Last week the second annual Learning and Teaching Symposium was delivered, fully online.
The UNE Learning and Teaching Symposium is an institution-wide celebration of the outstanding learning and teaching and scholarship of teaching and learning that takes place at UNE.
At this year’s Symposium, we were able showcase those innovative and positively impactful learning and teaching practices that have supported our students through the difficult times over the past year.
The Symposium theme Above and Beyond reflects how UNE as an institution has been able to rise above and move beyond the challenges we have faced. The purpose of the Symposium was to facilitate the thinking of the UNE community about new directions in learning and teaching practices as we move into a Post-COVID future.
For this year’s, Symposium there were 172 registered attendees. The Symposium ran across four sessions plus a keynote speaker giving a total of 13 presentations. This was an expanded program from the 2020 symposium which offered 10 presentations. Sessions were well attended with an average of 60 attendees per session.
This year’s Keynote was Professor Stephen Dobson, Dean of Faculty of Education, Victoria University of Wellington. Stephen’s keynote was titled Assessment and the freedom to learn and teach – paradise learnt and regained? Stephen spoke about future directions for assessment with a focus on assessment as learning where students are their own assessors, monitoring their own learning, asking questions, and using assessment information for new learning.
The keynote was followed by a panel session that explored the questions – Can we reclaim paradise lost? What might ‘assessment paradise’ look like at UNE? Conversation focused on the value of student driven assessment, that is flexible, inclusive, fair, and valid.
The four sessions of presentations that followed represented both the breadth and depth of education excellence at UNE. This was reflected in the session titles:
• Reimagining Learning! Post-COVID Futures
• All the world’s a stage (coach)! Presentations and collections
• Virtually there! Virtual Learning Environments and
• All things students! Student well-being, success, and motivation.
The final session, Where to from here? provided an opportunity to reflect upon the Symposium itself and future directions for UNE.
Upon registering for the Symposium, attendees were asked three questions: What they hoped to get out of the Symposium? What are the lessons learned or ideas and/or practices you might build upon post-COVID19? What is one area of learning and teaching you would like to know more about? During this final session, word clouds of the responses to these questions were presented.
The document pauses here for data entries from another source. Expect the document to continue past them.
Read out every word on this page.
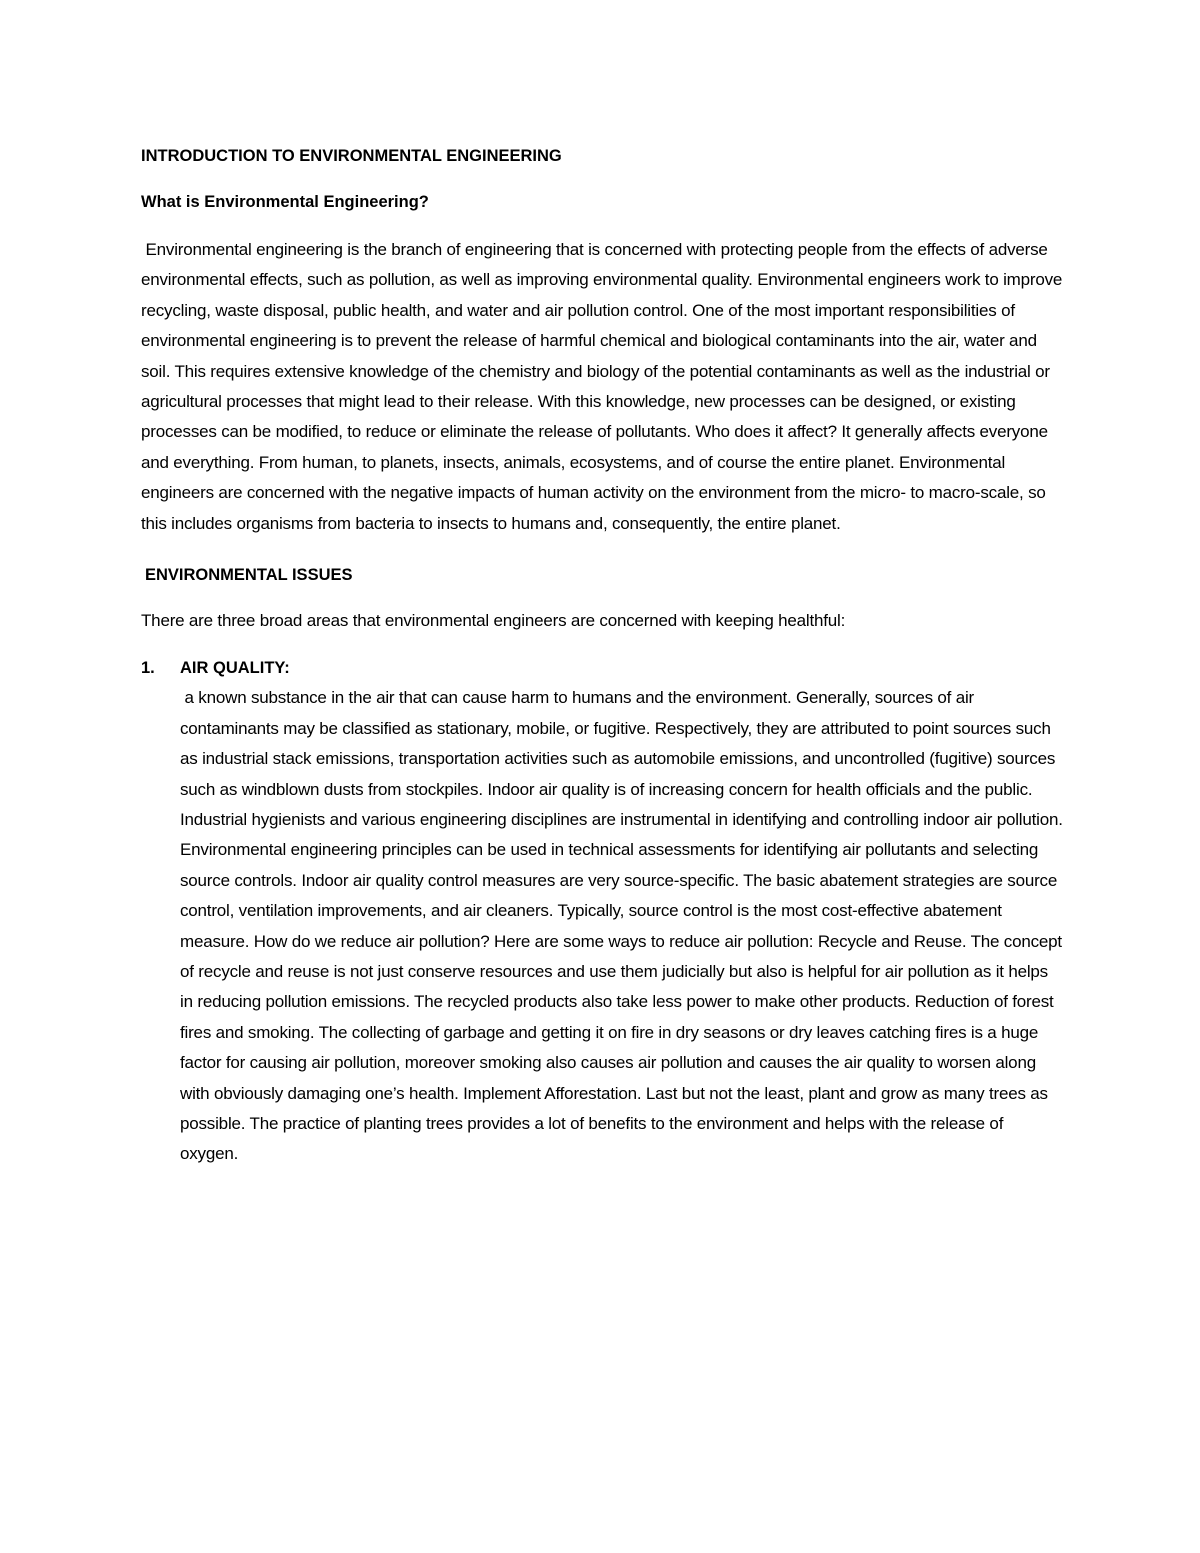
INTRODUCTION TO ENVIRONMENTAL ENGINEERING

What is Environmental Engineering?

Environmental engineering is the branch of engineering that is concerned with protecting people from the effects of adverse environmental effects, such as pollution, as well as improving environmental quality. Environmental engineers work to improve recycling, waste disposal, public health, and water and air pollution control. One of the most important responsibilities of environmental engineering is to prevent the release of harmful chemical and biological contaminants into the air, water and soil. This requires extensive knowledge of the chemistry and biology of the potential contaminants as well as the industrial or agricultural processes that might lead to their release. With this knowledge, new processes can be designed, or existing processes can be modified, to reduce or eliminate the release of pollutants. Who does it affect? It generally affects everyone and everything. From human, to planets, insects, animals, ecosystems, and of course the entire planet. Environmental engineers are concerned with the negative impacts of human activity on the environment from the micro- to macro-scale, so this includes organisms from bacteria to insects to humans and, consequently, the entire planet.

ENVIRONMENTAL ISSUES

There are three broad areas that environmental engineers are concerned with keeping healthful:

1. AIR QUALITY:

a known substance in the air that can cause harm to humans and the environment. Generally, sources of air contaminants may be classified as stationary, mobile, or fugitive. Respectively, they are attributed to point sources such as industrial stack emissions, transportation activities such as automobile emissions, and uncontrolled (fugitive) sources such as windblown dusts from stockpiles. Indoor air quality is of increasing concern for health officials and the public. Industrial hygienists and various engineering disciplines are instrumental in identifying and controlling indoor air pollution. Environmental engineering principles can be used in technical assessments for identifying air pollutants and selecting source controls. Indoor air quality control measures are very source-specific. The basic abatement strategies are source control, ventilation improvements, and air cleaners. Typically, source control is the most cost-effective abatement measure. How do we reduce air pollution? Here are some ways to reduce air pollution: Recycle and Reuse. The concept of recycle and reuse is not just conserve resources and use them judicially but also is helpful for air pollution as it helps in reducing pollution emissions. The recycled products also take less power to make other products. Reduction of forest fires and smoking. The collecting of garbage and getting it on fire in dry seasons or dry leaves catching fires is a huge factor for causing air pollution, moreover smoking also causes air pollution and causes the air quality to worsen along with obviously damaging one’s health. Implement Afforestation. Last but not the least, plant and grow as many trees as possible. The practice of planting trees provides a lot of benefits to the environment and helps with the release of oxygen.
Perhaps not surprisingly, the most oft-repeated word was ‘students’, followed by ‘engagement’, ‘teaching’ and ‘ideas’. These succinctly sum up what we value at UNE.
The Symposium was closed by our DVC, Professor Mike Wilmore, who acknowledged the quality of learning and teaching at UNE, the importance of quality teaching being recognised, and how at UNE we place the student at the centre of everything we do.
The UNE Learning and Teaching Symposium website developed to support the Symposium is now a repository for the Symposium presentations. This is an on-going academic development resource that showcases the outstanding learning and teaching taking place at UNE. The UNE Learning and Teaching Symposium website, with presentations, can be found here
Overall, the 2021 UNE Learning and Teaching Symposium was a great success and has provided a platform for UNE’s next major Learning and Teaching venture, the ASCILITE 2021 conference, which will be held at UNE from Monday 29th November to Thursday 1st December 2021. This major event will be accessible in hybrid mode with both face-to-face and virtual attendance being supported. Information on the ASCILITE 2021 conference can be found here
Events like the Learning and Teaching Symposium do not happen without colleagues being willing to devote their time and energy. So, thank you to all the presenters and the support team for making our Symposium happen. Happily, the Symposium will be back in 2022.